Let's consider the U.S., where I live. When I was born, the population was about 145 million. Today it is more than double that, just under 310 million. But population growth rates have declined since the founding of the Republic in a stepwise fashion:

  • 1800-1860, 3.05%/yr
  • 1860-1910, 2.26%/yr
  • 1910-1960, 1.31%/yr
  • 1960-2010, 1.09%/yr
The current rate is about 0.98%/yr. Will this rate continue to fall? It must, sooner or later. If social measures do not induce people to reduce their family size, the environmental arsenal of disease and starvation will eventually do so. We have all benefited from improved medical care and improved farm yields for about a century. It is time to return the favor, or our needs will finally outstrip the best our technology can do.

I found this graphic in the Wikipedia article Demographics of the United States. Go there to see an active graphic that shows the population pyramid for each year from 1950 to 2010 (you'll need to scroll a bit).

The 2010 graphic shows a mature population, for which each 5-year cohort is about the same size (~20.5 million), until nearly age 60, then there is a steady decline to about age 90, with a small number of extreme elderly to age 100+. The raw shape of that pyramid indicates that the U.S. population is near stability. However, until the death rate matches the rate of birth plus immigration (minus emigration), the whole pyramid will slowly fatten.

Do you think the U.S. population will ever reach one billion? Can we feed that many? We are feeding that many now, because we export so much food. We'd have to reduce our exports dramatically, absent a significant improvement in farming technology. That may happen, but don't bet your life on it.

At the present growth rate of 0.98%/yr, in 100 years, U.S. population would grow by a factor of 2.65, to 820 million, and it would reach one billion in about the year 2130 (in 120 years). Can we push that date out to 200 years away, to 2210? We can, by immediately reducing population growth in the U.S. to 0.59%/yr. Ask your friendly local politician just how drastic that is! If we could somehow reduce population growth to 0.12%/yr, the one-billion point would be staved off by one thousand years. The trouble is, immigration is presently about 0.33%/yr, so if we could achieve genuine zero population growth among U.S. residents, we'd still have to reduce immigration to about a third of its present level. Your local politician won't even answer that one!
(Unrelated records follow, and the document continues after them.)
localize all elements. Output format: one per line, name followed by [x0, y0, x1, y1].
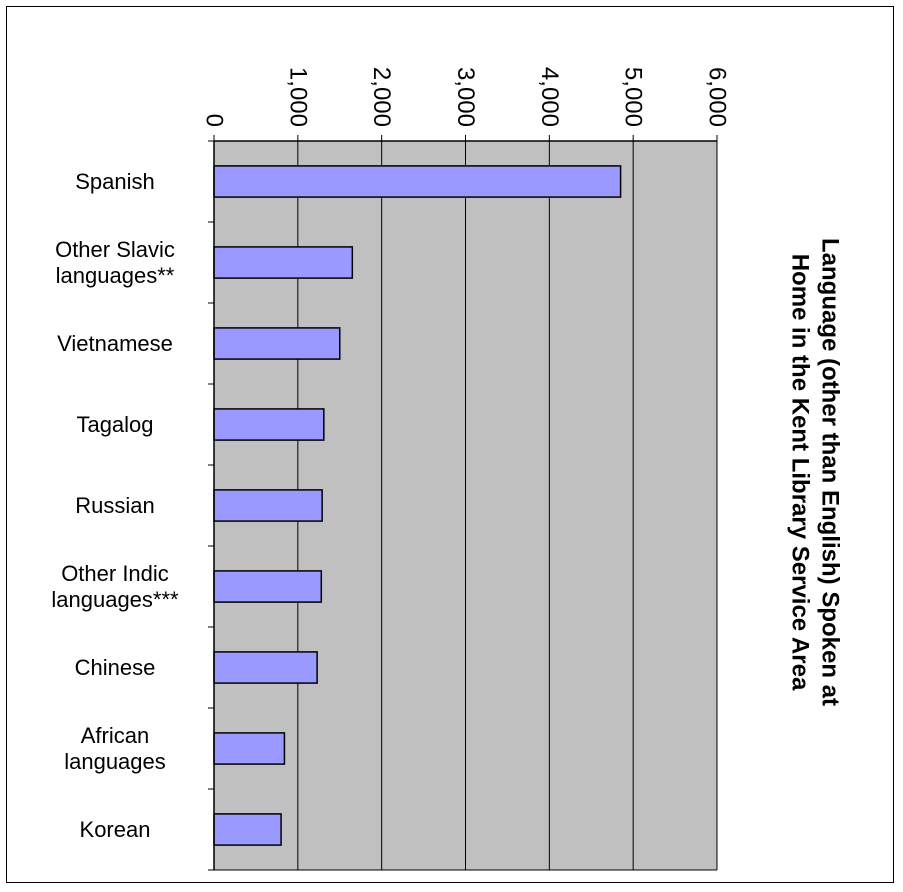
category-label: Other Slavic	[55, 237, 175, 262]
category-label: languages	[64, 749, 166, 774]
category-label: Other Indic	[61, 561, 169, 586]
category-label: Russian	[75, 493, 154, 518]
bar	[213, 165, 622, 198]
tick-label: 0	[201, 114, 228, 127]
category-label: Vietnamese	[57, 331, 173, 356]
category-label: Chinese	[75, 655, 156, 680]
bar	[213, 327, 341, 360]
bar	[213, 246, 354, 279]
tick-label: 3,000	[452, 67, 479, 127]
bar	[213, 570, 323, 603]
bar	[213, 813, 282, 846]
category-label: Spanish	[75, 169, 155, 194]
category-label: Korean	[80, 817, 151, 842]
category-label: languages***	[51, 587, 179, 612]
tick-label: 6,000	[704, 67, 731, 127]
bar	[213, 732, 286, 765]
plot-area	[213, 140, 718, 871]
bar	[213, 408, 325, 441]
category-label: languages**	[56, 263, 175, 288]
category-label: African	[81, 723, 149, 748]
tick-label: 2,000	[368, 67, 395, 127]
bar	[213, 651, 318, 684]
chart-title-line: Home in the Kent Library Service Area	[787, 254, 814, 691]
chart-title: Language (other than English) Spoken atH…	[787, 238, 844, 706]
chart-title-line: Language (other than English) Spoken at	[817, 238, 844, 706]
tick-label: 1,000	[284, 67, 311, 127]
value-axis-ticks: 0 1,000 2,000 3,000 4,000 5,000 6,000	[201, 67, 731, 141]
chart-frame: 0 1,000 2,000 3,000 4,000 5,000 6,000 Spanish O…	[6, 6, 894, 883]
category-label: Tagalog	[76, 412, 153, 437]
bar	[213, 489, 323, 522]
chart-svg: 0 1,000 2,000 3,000 4,000 5,000 6,000 Spanish O…	[51, 67, 844, 871]
tick-label: 4,000	[536, 67, 563, 127]
tick-label: 5,000	[620, 67, 647, 127]
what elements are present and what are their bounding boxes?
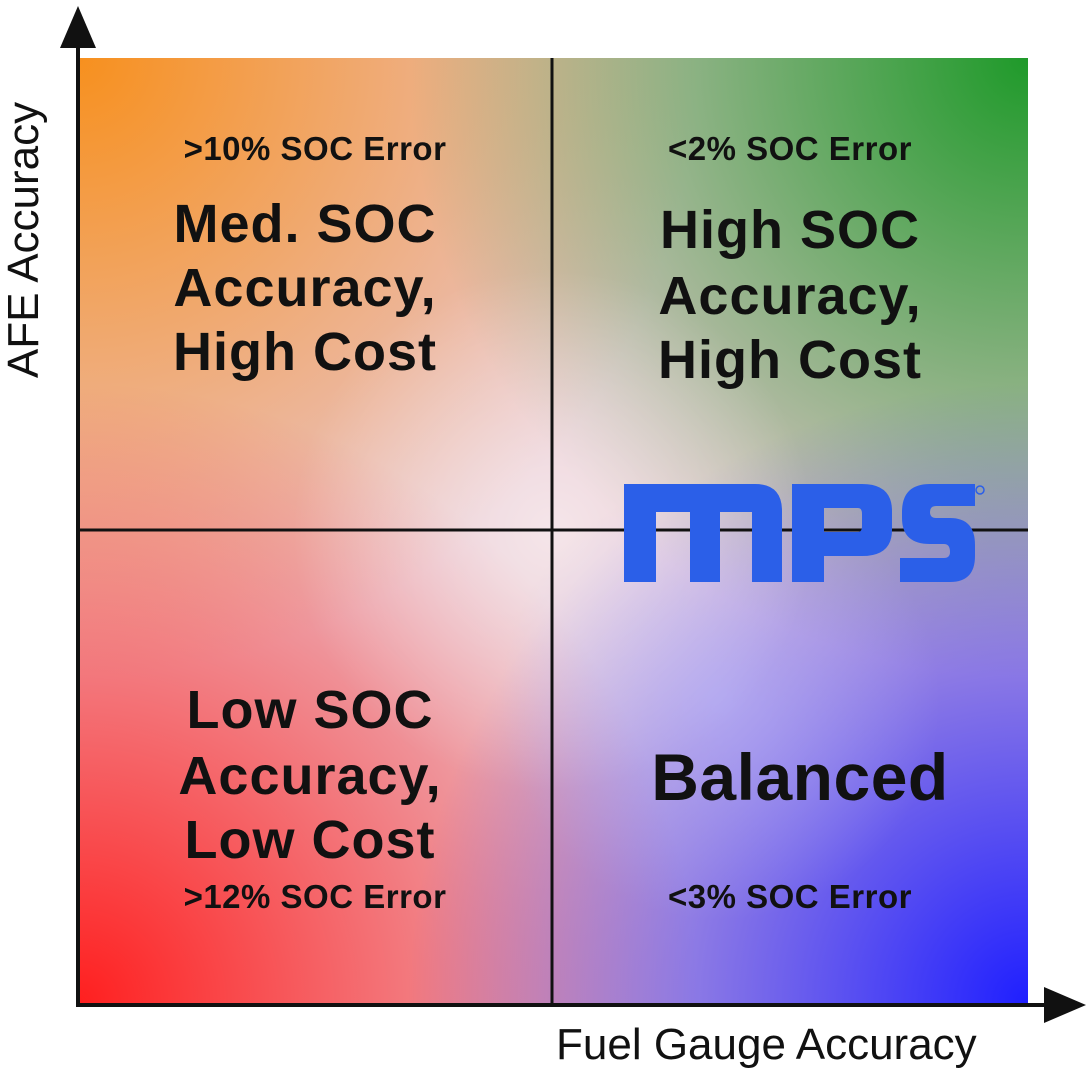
top-left-error: >10% SOC Error — [183, 130, 447, 167]
top-left-line1: Med. SOC — [173, 194, 437, 254]
x-axis-arrow-icon — [1044, 987, 1086, 1023]
mps-logo — [624, 484, 985, 582]
x-axis-label: Fuel Gauge Accuracy — [556, 1020, 977, 1069]
top-right-line1: High SOC — [660, 200, 920, 260]
top-right-line2: Accuracy, — [658, 266, 922, 326]
top-right-line3: High Cost — [658, 330, 922, 390]
bottom-left-line2: Accuracy, — [178, 746, 442, 806]
y-axis-label: AFE Accuracy — [0, 101, 48, 379]
bottom-right-title: Balanced — [651, 740, 949, 814]
bottom-left-error: >12% SOC Error — [183, 878, 447, 915]
top-left-line3: High Cost — [173, 322, 437, 382]
bottom-right-error: <3% SOC Error — [667, 878, 912, 915]
mps-logo-m — [624, 484, 782, 582]
mps-logo-p — [792, 484, 892, 582]
top-right-error: <2% SOC Error — [667, 130, 912, 167]
top-left-line2: Accuracy, — [173, 258, 437, 318]
mps-logo-s — [900, 484, 975, 582]
y-axis-arrow-icon — [60, 6, 96, 48]
bottom-left-line3: Low Cost — [184, 810, 436, 870]
registered-mark-icon — [975, 485, 985, 495]
bottom-left-line1: Low SOC — [186, 680, 434, 740]
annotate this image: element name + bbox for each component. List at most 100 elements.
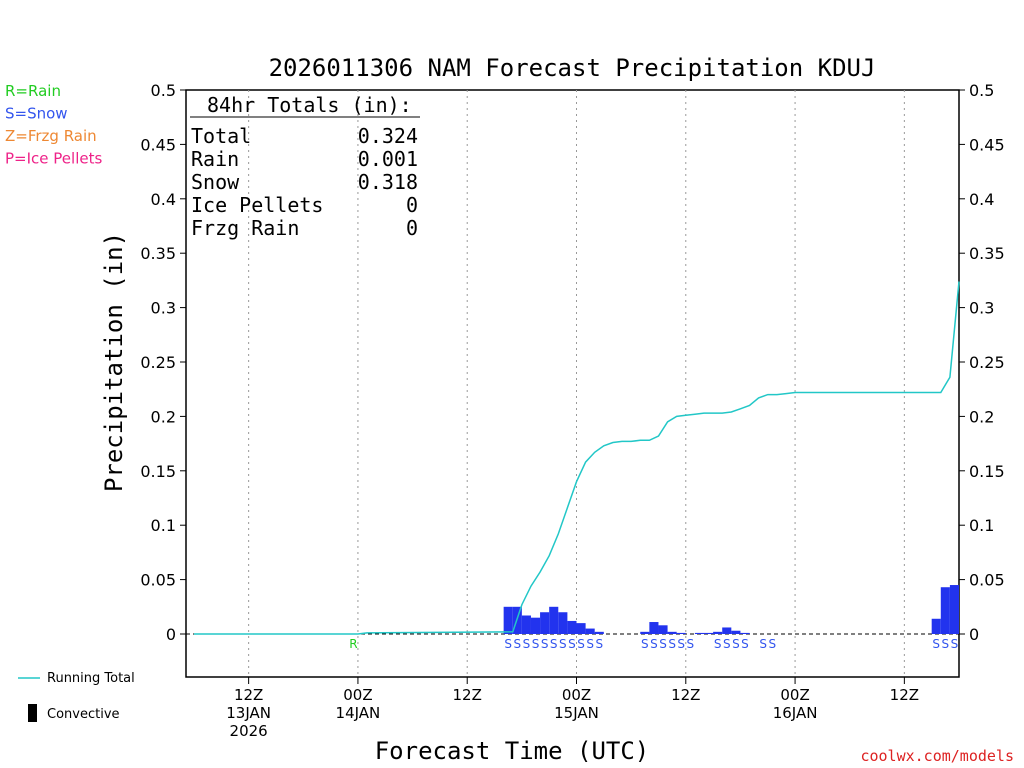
precip-bar: [694, 632, 704, 634]
precip-bar: [713, 631, 723, 634]
precip-bar: [731, 630, 741, 634]
y-tick-label-right: 0.1: [969, 516, 994, 535]
ptype-marker: S: [741, 637, 749, 651]
ptype-marker: S: [568, 637, 576, 651]
precip-bar: [740, 632, 750, 634]
y-tick-label-left: 0.15: [140, 462, 176, 481]
y-axis-label: Precipitation (in): [100, 232, 128, 492]
ptype-marker: R: [349, 637, 357, 651]
precip-bar: [722, 627, 732, 634]
x-tick-label: 12Z: [234, 686, 263, 704]
precip-bar: [549, 606, 559, 634]
precip-bar: [658, 625, 668, 634]
y-axis-left-ticks: 0 0.05 0.1 0.15 0.2 0.25 0.3 0.35 0.4 0.45 0.5: [140, 81, 186, 644]
precip-bar: [949, 585, 959, 634]
x-tick-label: 15JAN: [554, 704, 599, 722]
x-tick-label: 00Z: [780, 686, 809, 704]
ptype-marker: S: [559, 637, 567, 651]
y-axis-right-ticks: 0 0.05 0.1 0.15 0.2 0.25 0.3 0.35 0.4 0.45 0.5: [959, 81, 1005, 644]
ptype-marker: S: [504, 637, 512, 651]
totals-row-value: 0.324: [358, 124, 418, 148]
ptype-marker: S: [650, 637, 658, 651]
ptype-marker: S: [668, 637, 676, 651]
ptype-legend: R=Rain S=Snow Z=Frzg Rain P=Ice Pellets: [5, 82, 102, 168]
ptype-marker: S: [513, 637, 521, 651]
x-tick-label: 12Z: [453, 686, 482, 704]
precip-bars: [503, 585, 959, 634]
precip-bar: [704, 632, 714, 634]
ptype-marker: S: [687, 637, 695, 651]
precip-bar: [649, 622, 659, 634]
y-tick-label-left: 0.35: [140, 244, 176, 263]
y-tick-label-left: 0.5: [151, 81, 176, 100]
precip-bar: [567, 620, 577, 634]
y-tick-label-left: 0.25: [140, 353, 176, 372]
ptype-legend-item: P=Ice Pellets: [5, 150, 102, 168]
precip-bar: [676, 632, 686, 634]
ptype-marker: S: [577, 637, 585, 651]
x-tick-label: 00Z: [343, 686, 372, 704]
ptype-marker: S: [659, 637, 667, 651]
totals-row-label: Frzg Rain: [191, 216, 299, 240]
totals-box: 84hr Totals (in): Total 0.324 Rain 0.001 Sno…: [190, 93, 420, 240]
running-total-line: [194, 281, 960, 635]
ptype-legend-item: Z=Frzg Rain: [5, 127, 97, 145]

The fact is, we're in for hard times no matter what we do. Everyone with any power (and most of everyone else) is addicted to growth. We need a growing economy to avoid recession, so they say. But keeping this planet a habitable place will, sooner or later, require permanent recession.

The UN and other "world bodies" project that world population will peak in fifty years or less and then decline or hold steady. They are probably right, but it is quite unknown whether all the world's families can be convinced to confine their reproduction to two children per couple (or one per wife/husband in polygamous families). If they cannot, total world population will grow beyond whatever "sustainable" bounds the "world bodies" promote, then be held in check by starvation and disease.

A significant portion of the human race has had a hundred-year run of great prosperity. It can't last.